4 于是乃缦去告诉他的主人说: "从以色列地掳回来的女孩子这样这样说。"

5 亚兰王说: "你去吧! 我会送一封书信给以色列王的。"于是乃缦去了, 手里带着三百公斤银子, 约七十公斤金子和十套衣裳。

6 他把信带到以色列王那里, 信上说: "这信既已达到你那里, 你看见我差去见你的臣仆乃缦, 你就要医好他的痲风。"

7 以色列王读了这信后, 就撕裂自己的衣服, 说: "我是 神, 能使人死使人活吗?这人竟派人到我这里来, 要我治好他的痲风。请你们想想看, 他是要找机会攻击我。"

8 神人以利沙听见以色列王撕裂自己的衣服, 就打发人去见王说: "你为什么撕裂自己的衣服呢?请你把他送到我这里来吧! 他就知道在以色列中有先知了。"

9 于是乃缦带着他的车马来到, 停在以利沙的门前。

10 以利沙差派一个使者去见他说: "你去在约旦河中沐浴七次, 你的身体就会复原, 得着洁净。"

11 乃缦却发怒走了, 他说: "我以为他必会出来, 站着求告耶和华他的 神的名, 向着患处摇手, 洁净这痲风病。

12 大马士革的亚罢拿河和法珥法河, 不是比以色列一切河流更好吗?我不是可以在那里沐浴, 得着洁净吗?"于是他掉过头来, 气忿忿地走了。

13 他的仆人上前, 对他说: "我父啊, 先知如果吩咐你作一件大事, 你不是照着行吗?何况他只是说: ‘你去沐浴就得洁净’呢?"

14 于是他下去, 在约旦河里浸了七趟, 正如神人所吩咐的。他的肌肉就复原, 好像小孩子的肌肉, 他就得了洁净。

15 乃缦和他的随员又回到神人那里, 他进去, 站在他面前, 说: "看哪! 现在我知道除了在以色列以外, 全地都没有 神。现在, 请你收下你仆人一点礼物吧。"

16 以利沙说: "我指着我所事奉永活的耶和华起誓, 我决不收取任何礼物。"乃缦再三促请他接受, 都被他拒绝。

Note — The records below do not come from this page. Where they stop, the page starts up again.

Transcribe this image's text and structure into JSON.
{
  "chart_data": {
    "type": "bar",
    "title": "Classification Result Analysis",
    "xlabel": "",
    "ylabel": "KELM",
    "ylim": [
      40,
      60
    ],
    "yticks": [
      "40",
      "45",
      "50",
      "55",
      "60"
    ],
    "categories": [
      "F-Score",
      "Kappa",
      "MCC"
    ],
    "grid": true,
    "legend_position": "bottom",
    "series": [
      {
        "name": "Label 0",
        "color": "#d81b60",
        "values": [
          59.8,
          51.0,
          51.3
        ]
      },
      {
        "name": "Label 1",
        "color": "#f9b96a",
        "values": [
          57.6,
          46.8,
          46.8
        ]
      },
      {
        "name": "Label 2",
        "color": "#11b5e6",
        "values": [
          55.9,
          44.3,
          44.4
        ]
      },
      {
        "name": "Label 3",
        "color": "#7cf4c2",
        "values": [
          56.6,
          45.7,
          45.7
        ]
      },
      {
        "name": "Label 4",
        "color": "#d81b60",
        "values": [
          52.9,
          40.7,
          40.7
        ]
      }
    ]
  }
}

17 乃缦说: "你若是不肯收取, 就请你赐你仆人两头驴子可以驮的泥土, 因为你的仆人不再献燔祭或别的祭给别的神, 只献给耶和华。

18 但有一件事, 求耶和华赦免你的仆人; 我的主人到临门庙那里叩拜的时候, 他总是靠在我的手臂上, 因此, 我也曾在临门庙叩拜。我在临门庙叩拜这事, 求耶和华赦免你的仆人。"

19 以利沙说: "你平平安安回去吧。"于是乃缦离开他去了, 走了一段路程。

20 神人以利沙的仆人基哈西心里说: "看哪, 我主人不肯从这亚兰人乃缦手中收取他带来的礼物; 我指着永活的耶和华起誓, 我要追上他, 向他要些东西。"

21 于是基哈西追赶乃缦。乃缦看见有人追上来, 就下车迎着他, 说: "平安吗?"

22 他说: "平安。我主人派我来说: ‘刚才有两位年轻人, 都是先知的门徒, 从以法莲山地来到我这里, 请你给他们三十公斤银子和两套衣服。’"

23 乃缦说: "请你拿六十公斤吧。"他再三促请基哈西, 并把六十公斤银子, 装在两个袋子里, 还有两套衣服, 交给两个仆人。他们就在基哈西前面捧着走。

24 到达山冈后, 他就从他们手中接过东西, 存放在屋子里, 然后打发他们离去, 他们就走了。

25 他进去, 侍立在他主人面前, 以利沙对他说: "基哈西, 你从哪里来?"他说: "你的仆人没有到过什么地方。"

26 以利沙对他说: "那人下车转身迎着你的时候, 我的心不是和你同去吗?现在不是收受银子、衣服、橄榄园、葡萄园、羊、牛、仆人和婢女的时候。

27 因此, 乃缦的痲风要附在你的身上和你后裔的身上, 直到永远。"基哈西从以利沙面前离去时, 就长了痲风, 好像雪那样白。